FICA requires Accountable Institutions to keep records of the information collected during CDD — including copies of identification documents and records of verification steps — for a prescribed period after the business relationship ends. The specific retention periods are set out in FICA itself and the associated regulations. Consult the Act or your legal counsel for the periods applicable to your institution type.

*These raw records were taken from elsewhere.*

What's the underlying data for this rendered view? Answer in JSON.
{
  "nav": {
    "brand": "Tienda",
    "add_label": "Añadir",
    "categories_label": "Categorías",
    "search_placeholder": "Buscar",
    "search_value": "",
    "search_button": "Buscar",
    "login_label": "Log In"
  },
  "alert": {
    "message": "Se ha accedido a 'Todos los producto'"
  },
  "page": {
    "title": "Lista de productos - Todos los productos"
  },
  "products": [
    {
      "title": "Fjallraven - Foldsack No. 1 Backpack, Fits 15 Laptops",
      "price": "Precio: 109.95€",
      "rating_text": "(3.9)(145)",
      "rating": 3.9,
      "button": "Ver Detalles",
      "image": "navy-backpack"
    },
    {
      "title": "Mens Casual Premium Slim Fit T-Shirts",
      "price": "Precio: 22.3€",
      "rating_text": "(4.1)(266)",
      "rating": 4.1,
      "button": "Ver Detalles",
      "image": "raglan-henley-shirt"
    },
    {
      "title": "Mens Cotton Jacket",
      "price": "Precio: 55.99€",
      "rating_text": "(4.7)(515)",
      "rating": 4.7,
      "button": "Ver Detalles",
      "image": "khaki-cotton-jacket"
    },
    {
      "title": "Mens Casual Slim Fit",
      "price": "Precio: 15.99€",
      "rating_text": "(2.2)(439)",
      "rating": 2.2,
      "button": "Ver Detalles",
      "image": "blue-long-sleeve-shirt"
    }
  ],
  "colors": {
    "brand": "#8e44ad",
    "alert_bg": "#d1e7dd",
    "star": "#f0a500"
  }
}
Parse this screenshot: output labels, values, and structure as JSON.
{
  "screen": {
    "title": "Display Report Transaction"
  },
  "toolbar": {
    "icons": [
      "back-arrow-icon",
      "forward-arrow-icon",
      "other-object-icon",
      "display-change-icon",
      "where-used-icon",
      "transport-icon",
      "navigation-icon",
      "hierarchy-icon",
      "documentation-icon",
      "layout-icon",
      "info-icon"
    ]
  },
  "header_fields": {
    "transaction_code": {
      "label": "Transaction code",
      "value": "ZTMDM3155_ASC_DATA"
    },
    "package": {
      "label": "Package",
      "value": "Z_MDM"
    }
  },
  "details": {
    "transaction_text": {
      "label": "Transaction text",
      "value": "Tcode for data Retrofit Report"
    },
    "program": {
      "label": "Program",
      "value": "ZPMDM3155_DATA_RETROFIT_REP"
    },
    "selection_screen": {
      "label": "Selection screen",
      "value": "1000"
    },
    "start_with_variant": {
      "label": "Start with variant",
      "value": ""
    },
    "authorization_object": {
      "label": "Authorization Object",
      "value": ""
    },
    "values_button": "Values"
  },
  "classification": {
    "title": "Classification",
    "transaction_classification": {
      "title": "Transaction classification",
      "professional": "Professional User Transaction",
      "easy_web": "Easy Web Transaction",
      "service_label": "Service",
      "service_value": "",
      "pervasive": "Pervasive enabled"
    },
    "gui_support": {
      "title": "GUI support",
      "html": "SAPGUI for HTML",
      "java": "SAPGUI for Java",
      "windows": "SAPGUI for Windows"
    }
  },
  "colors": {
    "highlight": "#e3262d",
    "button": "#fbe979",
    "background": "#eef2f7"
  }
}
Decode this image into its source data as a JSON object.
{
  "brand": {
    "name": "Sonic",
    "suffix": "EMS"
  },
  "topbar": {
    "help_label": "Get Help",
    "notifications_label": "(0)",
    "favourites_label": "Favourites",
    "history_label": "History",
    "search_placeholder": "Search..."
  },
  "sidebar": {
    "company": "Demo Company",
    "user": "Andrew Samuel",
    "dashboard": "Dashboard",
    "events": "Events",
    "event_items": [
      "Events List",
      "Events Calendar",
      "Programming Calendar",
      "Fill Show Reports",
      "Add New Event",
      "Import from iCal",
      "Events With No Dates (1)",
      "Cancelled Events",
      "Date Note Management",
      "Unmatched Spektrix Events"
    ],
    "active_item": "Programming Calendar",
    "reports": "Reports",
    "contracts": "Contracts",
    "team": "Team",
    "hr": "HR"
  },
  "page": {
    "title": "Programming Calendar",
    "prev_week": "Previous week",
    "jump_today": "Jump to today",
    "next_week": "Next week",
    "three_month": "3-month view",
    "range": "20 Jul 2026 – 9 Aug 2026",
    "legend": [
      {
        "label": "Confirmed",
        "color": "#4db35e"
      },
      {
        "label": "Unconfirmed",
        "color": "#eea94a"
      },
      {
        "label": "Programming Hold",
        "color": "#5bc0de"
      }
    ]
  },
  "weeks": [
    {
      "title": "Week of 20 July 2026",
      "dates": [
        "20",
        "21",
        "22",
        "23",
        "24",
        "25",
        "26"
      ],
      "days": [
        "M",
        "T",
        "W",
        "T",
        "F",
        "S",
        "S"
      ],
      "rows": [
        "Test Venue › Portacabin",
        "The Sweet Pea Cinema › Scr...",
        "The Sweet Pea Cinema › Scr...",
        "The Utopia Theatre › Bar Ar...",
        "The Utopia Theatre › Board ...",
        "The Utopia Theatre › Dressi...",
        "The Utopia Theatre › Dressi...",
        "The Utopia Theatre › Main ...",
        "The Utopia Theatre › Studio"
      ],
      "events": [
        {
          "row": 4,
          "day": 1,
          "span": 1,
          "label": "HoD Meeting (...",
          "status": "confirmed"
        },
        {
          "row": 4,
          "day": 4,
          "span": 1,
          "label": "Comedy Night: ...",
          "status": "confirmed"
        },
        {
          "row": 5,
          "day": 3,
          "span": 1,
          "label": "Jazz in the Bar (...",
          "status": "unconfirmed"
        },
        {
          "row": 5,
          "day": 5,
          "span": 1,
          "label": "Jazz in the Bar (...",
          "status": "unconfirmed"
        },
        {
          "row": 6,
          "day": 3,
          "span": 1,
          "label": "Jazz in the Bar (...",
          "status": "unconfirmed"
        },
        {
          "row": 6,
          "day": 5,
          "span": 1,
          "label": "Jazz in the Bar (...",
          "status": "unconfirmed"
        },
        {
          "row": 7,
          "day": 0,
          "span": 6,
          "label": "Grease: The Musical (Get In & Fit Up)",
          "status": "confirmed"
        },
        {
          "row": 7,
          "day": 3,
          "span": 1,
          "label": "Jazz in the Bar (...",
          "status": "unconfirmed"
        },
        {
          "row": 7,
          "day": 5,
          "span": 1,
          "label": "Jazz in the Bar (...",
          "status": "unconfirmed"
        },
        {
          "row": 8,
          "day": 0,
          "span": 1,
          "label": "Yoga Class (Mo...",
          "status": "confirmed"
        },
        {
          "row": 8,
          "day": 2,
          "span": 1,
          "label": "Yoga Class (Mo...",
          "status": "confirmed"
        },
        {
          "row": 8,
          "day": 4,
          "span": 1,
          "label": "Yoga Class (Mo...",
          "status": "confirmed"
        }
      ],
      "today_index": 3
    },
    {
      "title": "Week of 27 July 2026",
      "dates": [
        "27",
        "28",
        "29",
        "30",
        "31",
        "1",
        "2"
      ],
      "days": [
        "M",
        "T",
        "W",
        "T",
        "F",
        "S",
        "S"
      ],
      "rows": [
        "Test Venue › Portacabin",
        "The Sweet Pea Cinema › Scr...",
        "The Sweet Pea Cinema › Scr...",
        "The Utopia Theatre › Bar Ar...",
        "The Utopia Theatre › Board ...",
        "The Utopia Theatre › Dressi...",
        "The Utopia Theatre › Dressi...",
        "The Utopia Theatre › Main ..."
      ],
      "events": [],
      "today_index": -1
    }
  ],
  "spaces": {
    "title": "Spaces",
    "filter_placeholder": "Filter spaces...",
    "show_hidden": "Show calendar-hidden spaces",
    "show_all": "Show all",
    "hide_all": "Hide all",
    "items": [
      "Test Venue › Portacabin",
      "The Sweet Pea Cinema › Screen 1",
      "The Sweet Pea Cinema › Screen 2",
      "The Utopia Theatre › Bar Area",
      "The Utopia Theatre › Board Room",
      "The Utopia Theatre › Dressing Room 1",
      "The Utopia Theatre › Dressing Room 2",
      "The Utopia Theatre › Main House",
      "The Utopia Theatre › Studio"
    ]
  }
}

Having auditable, retrievable CDD records is not only a FICA obligation — it is also your primary defence if the FIC or your supervisor questions whether adequate due diligence was performed.

---

Consequences of Non-Compliance

The FIC has administrative sanction powers under FICA. Sanctions for CDD failures can include administrative penalties, directives requiring remediation, and public disclosure of non-compliance. Repeated or serious non-compliance can result in referral for criminal prosecution. The FIC publishes summaries of administrative sanctions on its website, which give a practical sense of the types of findings and penalty ranges that have applied in practice.

---

Practical Steps for Compliance Officers

1. Maintain a current institutional risk assessment. Your CDD framework should be built on, and regularly updated to reflect, a documented assessment of the ML/TF risks specific to your client base, products, and geographies.
2. Document your CDD policies and procedures. A written framework that maps each tier of CDD to clear triggers, evidence requirements, and approval steps is essential.
3. Train client-facing staff. The best-designed policy fails without staff who can identify red flags and collect the right information at onboarding.
4. Conduct periodic file reviews. Spot-check existing client files to confirm that information is current and that ongoing monitoring obligations are being met.
5. Stay current with FIC guidance. The FIC issues public compliance communications (PCCs) and guidance notes regularly. Subscribe to updates at fic.gov.za.

---

Where to Find the Primary Sources

• FICA (Act 38 of 2001, as amended): fic.gov.za
• FIC Guidance Notes and PCCs: fic.gov.za/guidance
• CIPC Beneficial Ownership Register: cipc.co.za

---

> Disclaimer: This article is general information based on published FIC guidance and the text of FICA. It is not legal advice. For your specific situation — including determining which CDD tier applies to a particular client or relationship — consult a qualified attorney.